Re: Prime numbers and pi
Posted:
Apr 29, 2009 2:44 AM


Milo, read the Rhind Mathematical Papyrus as written and don't phantasize about the methods Ahmes used, study the methods he actually used. And, by the way, the topic of this thread are the prime numbers and pi. If you wish you can start a new thread on RMP 66; here I won't discuss it anymore, nor another problem of the RMP.
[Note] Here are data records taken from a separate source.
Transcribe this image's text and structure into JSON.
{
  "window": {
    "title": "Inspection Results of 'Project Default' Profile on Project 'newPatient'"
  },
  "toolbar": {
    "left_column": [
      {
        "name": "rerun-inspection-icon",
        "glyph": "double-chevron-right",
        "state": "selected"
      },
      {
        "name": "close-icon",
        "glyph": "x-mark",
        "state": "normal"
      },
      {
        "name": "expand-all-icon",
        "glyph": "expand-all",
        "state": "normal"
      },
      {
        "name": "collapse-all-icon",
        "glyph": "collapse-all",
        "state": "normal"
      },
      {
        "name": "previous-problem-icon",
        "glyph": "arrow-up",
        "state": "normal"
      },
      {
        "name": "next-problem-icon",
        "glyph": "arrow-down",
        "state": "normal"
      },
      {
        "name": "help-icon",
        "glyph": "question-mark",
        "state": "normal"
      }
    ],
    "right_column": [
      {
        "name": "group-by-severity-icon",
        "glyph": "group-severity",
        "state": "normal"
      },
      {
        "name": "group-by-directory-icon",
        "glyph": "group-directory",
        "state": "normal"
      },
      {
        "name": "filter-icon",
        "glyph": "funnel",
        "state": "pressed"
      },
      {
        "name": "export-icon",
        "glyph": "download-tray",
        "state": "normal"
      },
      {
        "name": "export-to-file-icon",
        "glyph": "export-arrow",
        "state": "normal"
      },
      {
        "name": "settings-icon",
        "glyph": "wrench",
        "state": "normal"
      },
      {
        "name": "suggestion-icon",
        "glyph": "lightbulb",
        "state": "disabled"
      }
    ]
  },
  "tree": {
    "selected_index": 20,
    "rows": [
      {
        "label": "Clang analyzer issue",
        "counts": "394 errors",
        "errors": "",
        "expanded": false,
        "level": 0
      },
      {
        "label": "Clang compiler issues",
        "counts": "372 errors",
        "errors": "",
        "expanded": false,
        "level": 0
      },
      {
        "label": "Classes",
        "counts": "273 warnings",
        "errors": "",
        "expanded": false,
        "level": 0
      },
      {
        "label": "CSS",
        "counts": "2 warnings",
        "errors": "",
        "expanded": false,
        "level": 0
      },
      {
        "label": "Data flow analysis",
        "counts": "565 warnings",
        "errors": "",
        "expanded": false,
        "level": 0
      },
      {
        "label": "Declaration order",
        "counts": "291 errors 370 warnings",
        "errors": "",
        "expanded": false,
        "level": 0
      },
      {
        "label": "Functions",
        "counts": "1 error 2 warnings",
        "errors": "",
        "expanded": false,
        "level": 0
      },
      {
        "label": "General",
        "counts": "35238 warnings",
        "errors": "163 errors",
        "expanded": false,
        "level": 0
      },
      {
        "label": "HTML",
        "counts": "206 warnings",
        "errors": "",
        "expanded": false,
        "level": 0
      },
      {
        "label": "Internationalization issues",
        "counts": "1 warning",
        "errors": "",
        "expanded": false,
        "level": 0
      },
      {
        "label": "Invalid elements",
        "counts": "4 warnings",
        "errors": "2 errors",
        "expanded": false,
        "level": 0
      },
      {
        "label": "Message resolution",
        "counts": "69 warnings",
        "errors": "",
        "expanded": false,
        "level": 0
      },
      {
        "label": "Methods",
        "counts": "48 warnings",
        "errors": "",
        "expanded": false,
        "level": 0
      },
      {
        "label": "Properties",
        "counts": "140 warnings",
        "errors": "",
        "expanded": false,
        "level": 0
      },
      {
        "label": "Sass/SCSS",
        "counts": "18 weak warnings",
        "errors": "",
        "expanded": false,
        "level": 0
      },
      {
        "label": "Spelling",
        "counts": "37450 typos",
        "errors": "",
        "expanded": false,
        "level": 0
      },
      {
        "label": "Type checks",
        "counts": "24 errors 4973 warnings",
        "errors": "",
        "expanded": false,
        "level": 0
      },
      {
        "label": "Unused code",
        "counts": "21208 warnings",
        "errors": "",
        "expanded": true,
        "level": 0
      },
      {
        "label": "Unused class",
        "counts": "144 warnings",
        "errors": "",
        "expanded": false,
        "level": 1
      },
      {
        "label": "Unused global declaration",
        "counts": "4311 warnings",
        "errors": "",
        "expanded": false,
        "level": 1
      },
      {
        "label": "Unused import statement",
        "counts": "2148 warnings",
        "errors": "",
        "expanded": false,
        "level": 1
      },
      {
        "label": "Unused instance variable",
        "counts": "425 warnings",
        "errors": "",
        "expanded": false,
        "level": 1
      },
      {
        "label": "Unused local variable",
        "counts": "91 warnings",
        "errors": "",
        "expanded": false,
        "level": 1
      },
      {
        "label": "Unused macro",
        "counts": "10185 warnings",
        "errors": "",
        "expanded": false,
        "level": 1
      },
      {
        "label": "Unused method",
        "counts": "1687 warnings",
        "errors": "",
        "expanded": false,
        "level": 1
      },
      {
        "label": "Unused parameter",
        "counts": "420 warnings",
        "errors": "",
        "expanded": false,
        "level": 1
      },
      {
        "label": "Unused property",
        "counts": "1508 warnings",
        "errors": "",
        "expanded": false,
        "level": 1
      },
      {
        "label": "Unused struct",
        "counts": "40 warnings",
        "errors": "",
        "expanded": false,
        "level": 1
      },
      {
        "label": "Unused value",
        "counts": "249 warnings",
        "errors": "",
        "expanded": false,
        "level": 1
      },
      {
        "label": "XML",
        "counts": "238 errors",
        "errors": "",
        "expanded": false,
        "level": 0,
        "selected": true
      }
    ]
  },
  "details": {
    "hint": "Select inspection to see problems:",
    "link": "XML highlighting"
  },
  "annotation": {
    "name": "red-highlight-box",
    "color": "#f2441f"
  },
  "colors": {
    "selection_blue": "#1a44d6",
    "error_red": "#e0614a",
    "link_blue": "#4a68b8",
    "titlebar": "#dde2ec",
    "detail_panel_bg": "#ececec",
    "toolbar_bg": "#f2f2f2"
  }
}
1 = '1x1 1 = '1x2 '1x2 1 = '1x2 '2x3 '1x3 1 = '1x2 '2x3 '3x4 '1x4 1 = '1x2 '2x3 '3x4 '4x5 '1x5
'1x2 '3x4 '5x6 '7x8 '9x10 ... = ln2
'2 = '2x1 '2 = '1x3 '2x3 '2 = '1x3 '3x5 '2x5 '2 = '1x3 '3x5 '5x7 '2x7 '2 = '1x3 '3x5 '5x7 '7x9 '2x9
'1x3 '5x7 '9x11 '13x15 '17x19 ... = pi/8
'3 = '3x1 '3 = '1x4 '3x4 '3 = '1x4 '4x7 '3x7 '3 = '1x4 '4x7 '7x10 '3x10 '3 = '1x4 '4x7 '7x10 '10x13 '3x13
'1x4 '7x10 '13x16 '19x22 '25x28 ... = ???
'1x4 '3x11 '1x4 '7x10 '3x23 '1x4 '7x10 '13x16 '3x35 '1x4 '7x10 '13x16 '19x22 '3x47 '1x4 '7x10 '13x16 '19x22 '25x28 '3x59
'3 minus '3x5 '3 minus '4x7 '3x17 '3 minus '4x7 '10x13 '3x29 '3 minus '4x7 '10x13 '16x19 '3x41 '3 minus '4x7 '10x13 '16x19 '22x25 '3x53 '3 minus '4x7 '10x13 '16x19 '22x25 '28x31 '3x65
I am still wondering about this series. The value of the series, approximated by the complementary stairways, is 0.27854..., probably 0.278548... Can this number play a role in prime theory? I asked this question before. Now I see all odd primes appear in the approximating stairways when I write them in the above form, and so I will study their arrangement  is their pattern of any meaning?